In the rural surroundings, Jabya (Kishor Kadam) walks with a caterpalt aiming at birds and animals, in Nagraj Manjule’s ‘Fandry–Pig’ (Marathi, 2013, colour, 103 mins, digital). The woods and fields become a decor, as Jabya misses school for cultivation. His mother insists that new clothes are to be bought from wages, of day labour. Jabya is in love with his classmate, Shalu (Chaya Kadam) of a higher caste. Of Kaikadi caste, Jabya stares at Shalu whenever she is passing by. Vignettes of village life, intermingle with Jabya’s classroom. A teacher teaches the thoughts of a saint, who had propounded that a person’s character is reflected in his thoughts. Sometimes Jabya’s mother (Sakshi Vyarhare) comes to the school varandah, and watches Jabya in the class. Incense water is springled on a girl who had touched pigs. Jabya’s father removes a pig from a dirty water tank, and the pig is cut for food. A man with a white cap agrees to a marriage proposal, with Surekha, a village girl, in exchange for Rs 50,000 dowry and 10 gms of gold ring. Jabya has a nightmare of drowning in a well.

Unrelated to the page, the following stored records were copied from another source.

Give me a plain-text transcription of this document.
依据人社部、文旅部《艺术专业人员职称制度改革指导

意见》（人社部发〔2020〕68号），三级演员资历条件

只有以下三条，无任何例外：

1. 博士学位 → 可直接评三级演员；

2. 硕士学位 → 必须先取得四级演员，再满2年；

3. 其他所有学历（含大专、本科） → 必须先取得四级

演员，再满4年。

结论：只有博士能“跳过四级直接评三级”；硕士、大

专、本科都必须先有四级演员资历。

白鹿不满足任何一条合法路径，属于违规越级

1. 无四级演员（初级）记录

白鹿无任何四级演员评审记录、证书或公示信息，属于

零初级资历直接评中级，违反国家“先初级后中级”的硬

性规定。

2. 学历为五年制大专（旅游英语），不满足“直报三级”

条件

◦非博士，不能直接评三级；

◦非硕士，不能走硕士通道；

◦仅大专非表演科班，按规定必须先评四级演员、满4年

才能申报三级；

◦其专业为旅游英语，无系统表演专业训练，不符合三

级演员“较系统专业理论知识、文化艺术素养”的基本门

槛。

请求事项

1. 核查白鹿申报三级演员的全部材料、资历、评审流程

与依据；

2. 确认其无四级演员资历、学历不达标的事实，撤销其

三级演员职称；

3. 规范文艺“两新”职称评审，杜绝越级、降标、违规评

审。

Jabya’s hunt for black sparrows continues with his yearnings for Shalu. At the small town Jabya watches mannequins in garments shops. He is selling icicles, and wants to buy a pair of jeans. A boy, from Shalu’s family, threatens Jabya for chasing Shalu. Upper caste boys taunt Kacharya, (Pravin Trade), Jabya’s father, when he totters drunk. A truck while reversing knocks down Jabya’s cycle, with a box full of icicles. One day Jabya’s father discovers a love letter from Jabya to Shalu. Jabya’s mother irons clothes with a brass vessel, filled with hot water. Poor and lower caste, Jabya follows Shalu and her friends at the village fair. Jabya’s father buys a shirt for his son. The father requests a tambourine from his employer. A chariot of the gods is pulled at a village religious procession. Drums and tambourine are beaten, and villagers dance Hindi film style. Events become inauspicious as the holy carriage falls and breaks.

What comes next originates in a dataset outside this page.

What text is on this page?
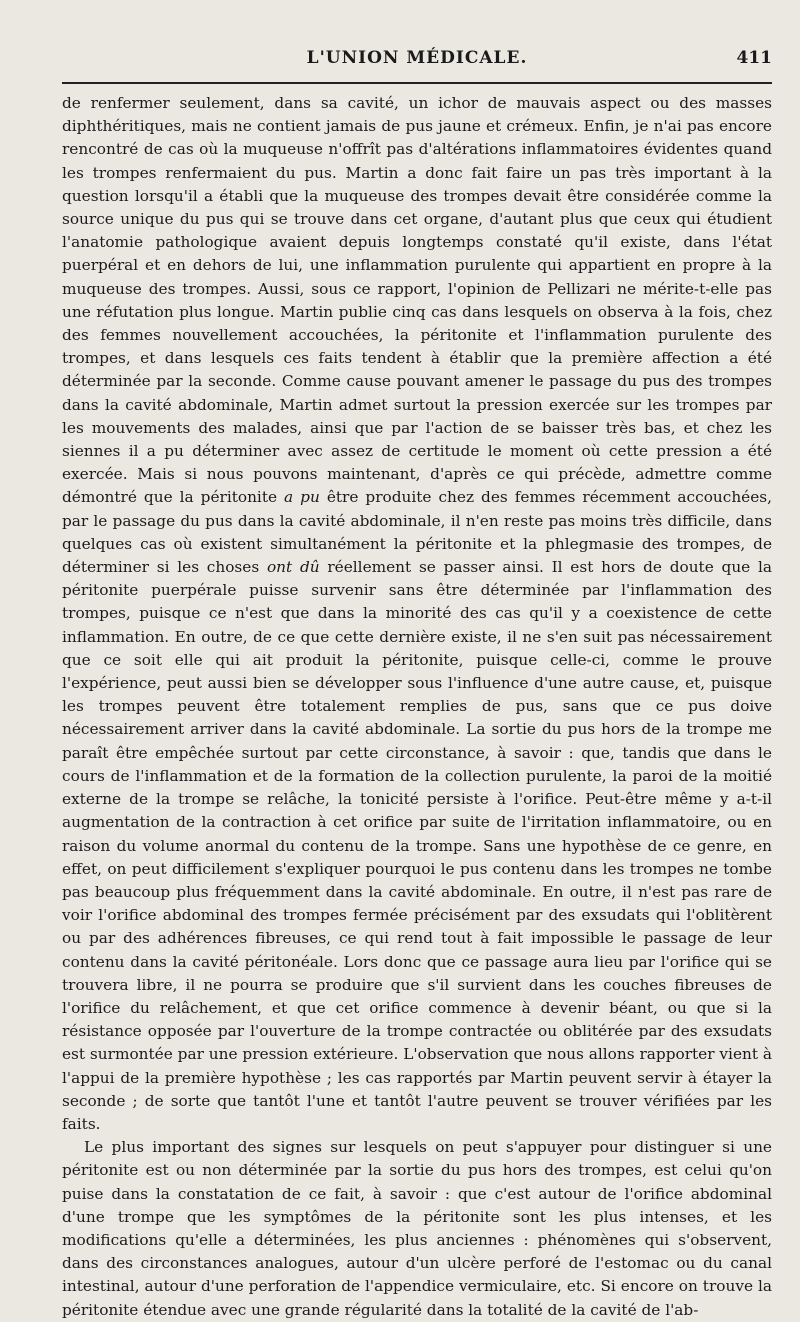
L'UNION MÉDICALE.	411

de renfermer seulement, dans sa cavité, un ichor de mauvais aspect ou des masses diphthéritiques, mais ne contient jamais de pus jaune et crémeux. Enfin, je n'ai pas encore rencontré de cas où la muqueuse n'offrît pas d'altérations inflammatoires évidentes quand les trompes renfermaient du pus. Martin a donc fait faire un pas très important à la question lorsqu'il a établi que la muqueuse des trompes devait être considérée comme la source unique du pus qui se trouve dans cet organe, d'autant plus que ceux qui étudient l'anatomie pathologique avaient depuis longtemps constaté qu'il existe, dans l'état puerpéral et en dehors de lui, une inflammation purulente qui appartient en propre à la muqueuse des trompes. Aussi, sous ce rapport, l'opinion de Pellizari ne mérite-t-elle pas une réfutation plus longue. Martin publie cinq cas dans lesquels on observa à la fois, chez des femmes nouvellement accouchées, la péritonite et l'inflammation purulente des trompes, et dans lesquels ces faits tendent à établir que la première affection a été déterminée par la seconde. Comme cause pouvant amener le passage du pus des trompes dans la cavité abdominale, Martin admet surtout la pression exercée sur les trompes par les mouvements des malades, ainsi que par l'action de se baisser très bas, et chez les siennes il a pu déterminer avec assez de certitude le moment où cette pression a été exercée. Mais si nous pouvons maintenant, d'après ce qui précède, admettre comme démontré que la péritonite a pu être produite chez des femmes récemment accouchées, par le passage du pus dans la cavité abdominale, il n'en reste pas moins très difficile, dans quelques cas où existent simultanément la péritonite et la phlegmasie des trompes, de déterminer si les choses ont dû réellement se passer ainsi. Il est hors de doute que la péritonite puerpérale puisse survenir sans être déterminée par l'inflammation des trompes, puisque ce n'est que dans la minorité des cas qu'il y a coexistence de cette inflammation. En outre, de ce que cette dernière existe, il ne s'en suit pas nécessairement que ce soit elle qui ait produit la péritonite, puisque celle-ci, comme le prouve l'expérience, peut aussi bien se développer sous l'influence d'une autre cause, et, puisque les trompes peuvent être totalement remplies de pus, sans que ce pus doive nécessairement arriver dans la cavité abdominale. La sortie du pus hors de la trompe me paraît être empêchée surtout par cette circonstance, à savoir : que, tandis que dans le cours de l'inflammation et de la formation de la collection purulente, la paroi de la moitié externe de la trompe se relâche, la tonicité persiste à l'orifice. Peut-être même y a-t-il augmentation de la contraction à cet orifice par suite de l'irritation inflammatoire, ou en raison du volume anormal du contenu de la trompe. Sans une hypothèse de ce genre, en effet, on peut difficilement s'expliquer pourquoi le pus contenu dans les trompes ne tombe pas beaucoup plus fréquemment dans la cavité abdominale. En outre, il n'est pas rare de voir l'orifice abdominal des trompes fermée précisément par des exsudats qui l'oblitèrent ou par des adhérences fibreuses, ce qui rend tout à fait impossible le passage de leur contenu dans la cavité péritonéale. Lors donc que ce passage aura lieu par l'orifice qui se trouvera libre, il ne pourra se produire que s'il survient dans les couches fibreuses de l'orifice du relâchement, et que cet orifice commence à devenir béant, ou que si la résistance opposée par l'ouverture de la trompe contractée ou oblitérée par des exsudats est surmontée par une pression extérieure. L'observation que nous allons rapporter vient à l'appui de la première hypothèse ; les cas rapportés par Martin peuvent servir à étayer la seconde ; de sorte que tantôt l'une et tantôt l'autre peuvent se trouver vérifiées par les faits.

Le plus important des signes sur lesquels on peut s'appuyer pour distinguer si une péritonite est ou non déterminée par la sortie du pus hors des trompes, est celui qu'on puise dans la constatation de ce fait, à savoir : que c'est autour de l'orifice abdominal d'une trompe que les symptômes de la péritonite sont les plus intenses, et les modifications qu'elle a déterminées, les plus anciennes : phénomènes qui s'observent, dans des circonstances analogues, autour d'un ulcère perforé de l'estomac ou du canal intestinal, autour d'une perforation de l'appendice vermiculaire, etc. Si encore on trouve la péritonite étendue avec une grande régularité dans la totalité de la cavité de l'ab-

A pig runs into the procession. Jabya pelts a black sparrow dead, on a tree. Ashes are sprinkled for Shalu. A thatched hut is painted for a wedding. Jabya’s family chases a pig with sticks and noose. Villagers stand when the national anthem is played at Jabya’s school. Photos of Ambedkar, who fought against poverty, adorn the school walls. Jabya throws stones at upper caste village men who tease him. Brisk movements are artistically captured by Vikram Amladi’s camera of structured tempo. Manjule’s film of village stories has overlapping narratives.